Todos estos prerequisitos, la religiosidad del compositor, la representación del amor que sólo puede concluir con la muerte, el momento histórico tras el nazismo y sus crímenes, la instrumentación centrada en la percusión y la electrónica, deberían bastar para que presintieramos que esta sinfonía es cualquier cosa menos convencional. En efecto, la sinfonía entera está surcada por un sentimiento de urgencia, la muerte que se acerca y está próxima, que inunda de tensión incluso las partes dedicadas a la mera celebración del sentimiento amoroso.

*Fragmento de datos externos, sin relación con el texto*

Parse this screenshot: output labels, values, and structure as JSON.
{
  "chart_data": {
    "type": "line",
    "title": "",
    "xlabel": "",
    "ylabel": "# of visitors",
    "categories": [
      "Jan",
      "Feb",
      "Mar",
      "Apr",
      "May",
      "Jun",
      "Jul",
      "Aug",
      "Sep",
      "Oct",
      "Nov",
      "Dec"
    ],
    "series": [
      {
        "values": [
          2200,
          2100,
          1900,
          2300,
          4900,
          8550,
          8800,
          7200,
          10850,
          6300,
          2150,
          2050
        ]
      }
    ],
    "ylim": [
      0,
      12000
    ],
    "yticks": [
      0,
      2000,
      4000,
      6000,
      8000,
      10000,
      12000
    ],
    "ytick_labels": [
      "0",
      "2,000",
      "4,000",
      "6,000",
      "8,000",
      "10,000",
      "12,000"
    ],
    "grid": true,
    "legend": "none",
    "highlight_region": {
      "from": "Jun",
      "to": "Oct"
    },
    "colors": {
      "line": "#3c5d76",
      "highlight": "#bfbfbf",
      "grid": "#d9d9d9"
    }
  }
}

Todo lo que escuchamos y lo representado por ellas, ese amor sin el cual la vida no merece la pena ser vivida, se nos muestra como efímero, un estado cuyo goce se ve impedido, roto, negado por la perenne certeza de que tendrá un final y que, por tanto, habrá de sernos arrebatado, sin que podamos hacer nada por impedirlo. Un sentimiento aumentado por los pasajes de transición, donde la percusión y el metal se unen para remedar lo que podría ser una maquinaria implacable (la de este mundo moderno, casi se podría decir) que arrasa con todo, arrastrada por su propio ímpetu, impidiendo y prohibiendo, por su propia prisa y urgencia, ese amor que requiere tiempo y tranquilidad... un amor que no lo olvidemos no es más que un juego de ilusiones, en el que es necesario engañarse voluntariamente para poder participar con él, y cuya consistencia y permanencia nos es mayor que la de los ensueños producidos por la intoxicaciones alcohólicas o otras drogas varias.
Una extraña celebración del amor por tanto. Llena de paradojas y contradicciones, pero al mismo tiempo afirmativa de una experiencia sin la que, como ya he dicho, la vida no merecería la pena. Una conclusión excentrica y casi suicida, la de afirmar un placer que inevitable acaba en el dolor y que siempre nos deja a solas y con las manos vacías.
Un conclusión que nos sería aún más extraña, sino fuera porque ya había aparecido con fuerza igual o incluso mayor en el Tristan e Isolda de Wagner, y por tanto constituir una idea recurrente, un invariente, de esta nuestra cultura occidental.
La raíz de todos los verdaderos romanticismos.